NTSB report details fatal Gulfstream G650 crash

SAVANNAH, GA (WTOC) - A preliminary report by the National Transportation Safety Board has been released on a Gulfstream G650 crash that happened during a test flight last year that killed four Savannah residents.

It happened April 2, 2011 in Roswell, New Mexico. Experimental test pilots Kent Crenshaw and Vivan Ragusa and technical specialists David McCollum and Reece Ollenburg died in the April 2 accident.

The aircraft had experienced some unexpected stall of the right wing during takeoff. Gulfstream Aerospace Corp. outlined seven factors that contributed to the crash.

"Gulfstream concludes that the unsteady airspeed, when coupled with the incorrect takeoff speed schedule, may have been a contributing factor to the accident," according to the NTSB report.

The report detailed the crash path of the aircraft and how it came apart. Read full report.

When the plane crashed, its main landing gear collapsed and separated from the airplane, the nose gear remained underneath it, according to the report.

A fire started under one wing and then the other. The plane slid through the grass next to the runway and across the taxiway, it hit a concrete electrical shaft, which ruptured the right wing fuel tank, according to the report.
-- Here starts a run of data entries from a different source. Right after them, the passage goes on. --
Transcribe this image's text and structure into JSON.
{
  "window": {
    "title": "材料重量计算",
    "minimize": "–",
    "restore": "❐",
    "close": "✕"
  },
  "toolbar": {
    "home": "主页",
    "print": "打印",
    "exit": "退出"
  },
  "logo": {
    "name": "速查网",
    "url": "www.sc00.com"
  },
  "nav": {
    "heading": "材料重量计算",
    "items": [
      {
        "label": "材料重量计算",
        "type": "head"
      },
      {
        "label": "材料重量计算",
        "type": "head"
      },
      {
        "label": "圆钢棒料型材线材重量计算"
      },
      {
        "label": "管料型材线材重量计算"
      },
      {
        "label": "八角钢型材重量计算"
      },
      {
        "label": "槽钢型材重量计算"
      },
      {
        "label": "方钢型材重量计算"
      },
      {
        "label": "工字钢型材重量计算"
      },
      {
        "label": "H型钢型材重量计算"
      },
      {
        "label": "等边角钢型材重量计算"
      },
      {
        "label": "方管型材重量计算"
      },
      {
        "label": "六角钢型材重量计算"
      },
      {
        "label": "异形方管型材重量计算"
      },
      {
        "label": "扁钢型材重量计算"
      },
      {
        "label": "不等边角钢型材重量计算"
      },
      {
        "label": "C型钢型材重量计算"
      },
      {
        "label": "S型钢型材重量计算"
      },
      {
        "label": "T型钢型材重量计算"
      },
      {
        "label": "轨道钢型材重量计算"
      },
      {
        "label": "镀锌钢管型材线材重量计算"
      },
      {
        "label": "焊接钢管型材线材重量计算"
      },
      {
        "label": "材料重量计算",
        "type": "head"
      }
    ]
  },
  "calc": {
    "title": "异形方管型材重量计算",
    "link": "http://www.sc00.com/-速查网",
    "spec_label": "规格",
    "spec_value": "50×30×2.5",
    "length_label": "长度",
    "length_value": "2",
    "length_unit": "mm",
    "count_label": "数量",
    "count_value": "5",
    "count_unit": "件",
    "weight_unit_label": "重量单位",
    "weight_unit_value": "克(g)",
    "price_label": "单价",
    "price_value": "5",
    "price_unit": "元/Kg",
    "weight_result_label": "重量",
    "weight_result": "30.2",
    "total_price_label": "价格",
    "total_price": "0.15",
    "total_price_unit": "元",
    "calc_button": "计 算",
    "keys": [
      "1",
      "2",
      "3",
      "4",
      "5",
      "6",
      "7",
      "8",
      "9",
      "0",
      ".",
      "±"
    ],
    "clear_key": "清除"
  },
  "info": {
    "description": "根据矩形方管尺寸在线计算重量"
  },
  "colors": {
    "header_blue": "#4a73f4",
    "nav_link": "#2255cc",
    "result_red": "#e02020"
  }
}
That's when it ignited and the plane caught on fire. The plane continued to slide and hit a weather station, which ruptured the left wing fuel tank. The fire started at the wings, moved forward and intensified and the plane kept going.

The airplane stopped within about 15 seconds of hitting the ground. Fire then quickly consumed the front of the airplane. Gulfstream employees saw the plane pass in front of them and ATC tower personnel saw the plane skidding toward them and finally stop several hundred feet in front of the tower, according to the report.

Two of the four emergency exit doors over the wing came off of the plane.

Crew members survived the initial impact, but smoke, fire and extreme temperatures in the cabin immediately overcame the crew as they tried to get out of their seats, the report determined.

Gulfstream said the company has been working closely with the NTSB. "Throughout this process, which began about a year ago, we've been working in close cooperation with the NTSB, and this submission is part of that process. We can't comment except through the submission until the NTSB releases its final report," said Gulfstream Communications Vice President Jeff Miller in a statement.